Tytuł wpisu w pamiętniku odchudzania:
KOMPULSY-nie chcę z tym żyć


Tak mi przykro, wiecie? wydalam kupe kasy na dietetyka, trzymałam sie diety prawie miesiąc, pieknie schudlam i co? 2gi dzień na kompulsie... Dlaczego tak jest? Tak mi źle, czuje sie okropnie, próbowalam nawet wymusic wymioty ale mi nie poszlo. Nie potrafię nawet zliczyc ile kcal zjadlam, ale waga pokazuje plus 4 kg, wiec chyba nie malo. Nie uwierzycie, ze tyle zmiescilam, tylko dzis:

Kromka ciemnego chleba z serkiem i ogorkiem

-Jogurt naturalny

-2 lody milka

-Paczka ciastek owsianych

-duze czekoladki mleczne

-7 plackow ziemniaczanych dużych

-2 Cole po 1 l

-nektarynka

-kawa mrozona z bita smietana i 2 łyzeczkami cukru

-Kilka parowek

-kilka plastrow szynki

-ciastko z serem i morela

-chrupki kukurydziane

-lion biały

pewnie o połowie zapomnialam a to tylko dziś..! Wczoraj bylo tak samo, dlaczego tak sie zachowuje? nie nawidze po tym siebie, gdzie ja to mieszcze? potrafie miesiac nie odstepywac od diety, nie slodzic kawy, 0 cukru a tu takie cos no ja pier.. masakra, zalamka moja dieta poszla sie j.. ile kcal pochlonelam? ktos jest w stanie to podliczyc? bo ja WYMIEKAM bez kitu pewnie z 10 tys

  • JAtoJAa

    JAtoJAa

    17 sierpnia 2014, 18:31

    ja bym odpuscil: czekoladki mleczne, cole, chrupki, lion ... no i placki ziemniaczane, ... chyba ze by byly chrupiace i z sosem po wegiersku: wtedy bym to potraktowal jako taki rarytas/deser ;) kalorie nie sa najwazniejsze - wazniejsze jest skad te kalorie pochodza i co sie pozniej z nimi robi. Lepsze sa kalorie z tluszczy i nieprzetworzonych produktow. Najgorsze z weglowodanow, szczegolnie przetworzonych.

  • tulipannaa

    tulipannaa

    27 lipca 2014, 21:50

    WildBlackberry mądrze prawi,pewnie też jak ja przeczytałą Pawlikowską. Kompulsy biorą się z problemów z psychiką.I to jest nałóg. Jeśli nie znajdziesz w sobie przyczyny tej prawdziwej dlaczego to robisz to nigdy nie wyjdziesz z tego...,albo bardziej będziesz jeść ładnie, ale te przerywniki żarłoczne będą się pojawiać niestety.Ja poradziłam sobie prawie z tymi kompulsami.
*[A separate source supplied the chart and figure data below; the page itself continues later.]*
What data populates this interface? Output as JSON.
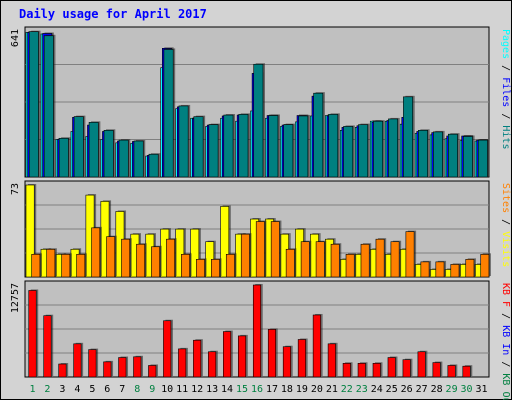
{
  "title": "Daily usage for April 2017",
  "colors": {
    "hits": "#00ffff",
    "files": "#0000ff",
    "pages": "#008080",
    "visits": "#ffff00",
    "sites": "#ff8000",
    "kbytes": "#ff0000",
    "background": "#c0c0c0",
    "weekend_day": "#008040",
    "weekday": "#000000"
  },
  "chart_data": [
    {
      "type": "bar",
      "name": "hits-files-pages",
      "categories": [
        "1",
        "2",
        "3",
        "4",
        "5",
        "6",
        "7",
        "8",
        "9",
        "10",
        "11",
        "12",
        "13",
        "14",
        "15",
        "16",
        "17",
        "18",
        "19",
        "20",
        "21",
        "22",
        "23",
        "24",
        "25",
        "26",
        "27",
        "28",
        "29",
        "30",
        "31"
      ],
      "ymax_label": "641",
      "ylim": [
        0,
        641
      ],
      "legend": [
        "Pages",
        "Files",
        "Hits"
      ],
      "series": [
        {
          "name": "Hits",
          "color": "#00ffff",
          "values": [
            635,
            628,
            165,
            200,
            178,
            165,
            150,
            148,
            92,
            480,
            300,
            258,
            222,
            258,
            245,
            290,
            258,
            222,
            242,
            268,
            270,
            205,
            218,
            245,
            245,
            232,
            192,
            185,
            168,
            160,
            158
          ]
        },
        {
          "name": "Files",
          "color": "#0000ff",
          "values": [
            635,
            630,
            165,
            262,
            228,
            200,
            158,
            156,
            95,
            565,
            308,
            255,
            228,
            268,
            272,
            455,
            270,
            228,
            270,
            355,
            268,
            218,
            225,
            240,
            248,
            262,
            200,
            195,
            180,
            180,
            162
          ]
        },
        {
          "name": "Pages",
          "color": "#008080",
          "values": [
            638,
            620,
            170,
            265,
            240,
            205,
            162,
            158,
            100,
            560,
            312,
            265,
            230,
            272,
            275,
            495,
            270,
            230,
            268,
            368,
            275,
            222,
            230,
            245,
            255,
            352,
            205,
            198,
            188,
            178,
            162
          ]
        }
      ]
    },
    {
      "type": "bar",
      "name": "visits-sites",
      "categories": [
        "1",
        "2",
        "3",
        "4",
        "5",
        "6",
        "7",
        "8",
        "9",
        "10",
        "11",
        "12",
        "13",
        "14",
        "15",
        "16",
        "17",
        "18",
        "19",
        "20",
        "21",
        "22",
        "23",
        "24",
        "25",
        "26",
        "27",
        "28",
        "29",
        "30",
        "31"
      ],
      "ymax_label": "73",
      "ylim": [
        0,
        73
      ],
      "legend": [
        "Visits",
        "Sites"
      ],
      "series": [
        {
          "name": "Visits",
          "color": "#ffff00",
          "values": [
            73,
            22,
            18,
            22,
            65,
            60,
            52,
            34,
            34,
            38,
            38,
            38,
            28,
            56,
            34,
            46,
            46,
            34,
            38,
            34,
            30,
            14,
            18,
            22,
            18,
            22,
            10,
            6,
            6,
            10,
            10
          ]
        },
        {
          "name": "Sites",
          "color": "#ff8000",
          "values": [
            18,
            22,
            18,
            18,
            39,
            32,
            30,
            26,
            24,
            30,
            18,
            14,
            14,
            18,
            34,
            44,
            44,
            22,
            28,
            28,
            26,
            18,
            26,
            30,
            28,
            36,
            12,
            12,
            10,
            14,
            18
          ]
        }
      ]
    },
    {
      "type": "bar",
      "name": "kbytes",
      "categories": [
        "1",
        "2",
        "3",
        "4",
        "5",
        "6",
        "7",
        "8",
        "9",
        "10",
        "11",
        "12",
        "13",
        "14",
        "15",
        "16",
        "17",
        "18",
        "19",
        "20",
        "21",
        "22",
        "23",
        "24",
        "25",
        "26",
        "27",
        "28",
        "29",
        "30",
        "31"
      ],
      "ymax_label": "12757",
      "ylim": [
        0,
        12757
      ],
      "legend": [
        "KB F",
        "KB In",
        "KB Out"
      ],
      "series": [
        {
          "name": "KB F",
          "color": "#ff0000",
          "values": [
            12000,
            8500,
            1800,
            4600,
            3800,
            2100,
            2700,
            2800,
            1600,
            7800,
            3900,
            5100,
            3500,
            6300,
            5700,
            12757,
            6600,
            4200,
            5200,
            8600,
            4600,
            1900,
            1900,
            1900,
            2700,
            2400,
            3500,
            2000,
            1600,
            1500,
            0
          ]
        }
      ]
    }
  ],
  "right_labels": {
    "top": [
      {
        "text": "Pages",
        "color": "#00ffff"
      },
      {
        "text": "/",
        "color": "#000000"
      },
      {
        "text": "Files",
        "color": "#0000ff"
      },
      {
        "text": "/",
        "color": "#000000"
      },
      {
        "text": "Hits",
        "color": "#008080"
      }
    ],
    "middle": [
      {
        "text": "Sites",
        "color": "#ff8000"
      },
      {
        "text": "/",
        "color": "#000000"
      },
      {
        "text": "Visits",
        "color": "#ffff00"
      }
    ],
    "bottom": [
      {
        "text": "KB F",
        "color": "#ff0000"
      },
      {
        "text": "/",
        "color": "#000000"
      },
      {
        "text": "KB In",
        "color": "#0000ff"
      },
      {
        "text": "/",
        "color": "#000000"
      },
      {
        "text": "KB Out",
        "color": "#008040"
      }
    ]
  },
  "weekend_days": [
    "1",
    "2",
    "8",
    "9",
    "15",
    "16",
    "22",
    "23",
    "29",
    "30"
  ]
}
Piszę prawie, bo czasami zdaży mi się z nudów zjeść zbyt wiele,,,ale to nie jest raczej wynik wilczego-psychicznego główa tylko obżarstwa i tych skoków insuliny po jednym niewinnym batoniku. Żeby wyleczyć się z tego myślę teraz ,że najlepiej też zaprzestać jedzenia wszystkiego co ma wysoki indeks glikemiczny bo to jeszcze bardziej pobudza atak. Wiesz najfajniej pójść do psychologa ,ale żakto która z nas się na to decyduje niestety.. Bieganie w rozładowaniu tych negatywnych emocji bardzo pomaga polecam bardzo! No i taka prawda jest ,że nie kochasz siebie skoro tak się odżywiasz(pakujesz lodówkę w siebie) ,dopiero jak siebie zaakceptujesz, polubisz i potraktujesz siebie za najlepszego przyjaciela, którym się trzeba zaopiekować przestaniesz to robić. Powodzenia, głowa do góry..grunt to się podnosić z dna..Ja w walce z kompulsami nieraz leżałam na ziemi i myślałam ,że nie dam rady..,ale siłą jest w nas tylko głęboko ukryta. Trzeba tylko znaleźć motywację by się podnieść. A motywacją jesteś Ty kochana! trzeba o siebie walczyć ZAWSZE!!:*:)

  • WildBlackberry

    WildBlackberry

    27 lipca 2014, 20:26

    Ja też mam problem z kompulsami. Albo z zarlocznoscia, ,jesli tak to można nazwać. Jedno co wiem, to na pewno to, ze takie "ataki" wiążą się z naszą psychika. Kompulsy są tylko wierzcholkiem góry lodowej, ktora skrywa się w naszej podświadomości. Może postaraj sie wyciszyć. Zrobić coś, aby nie myśleć o jedzeniu - film, ksiazka, spacer.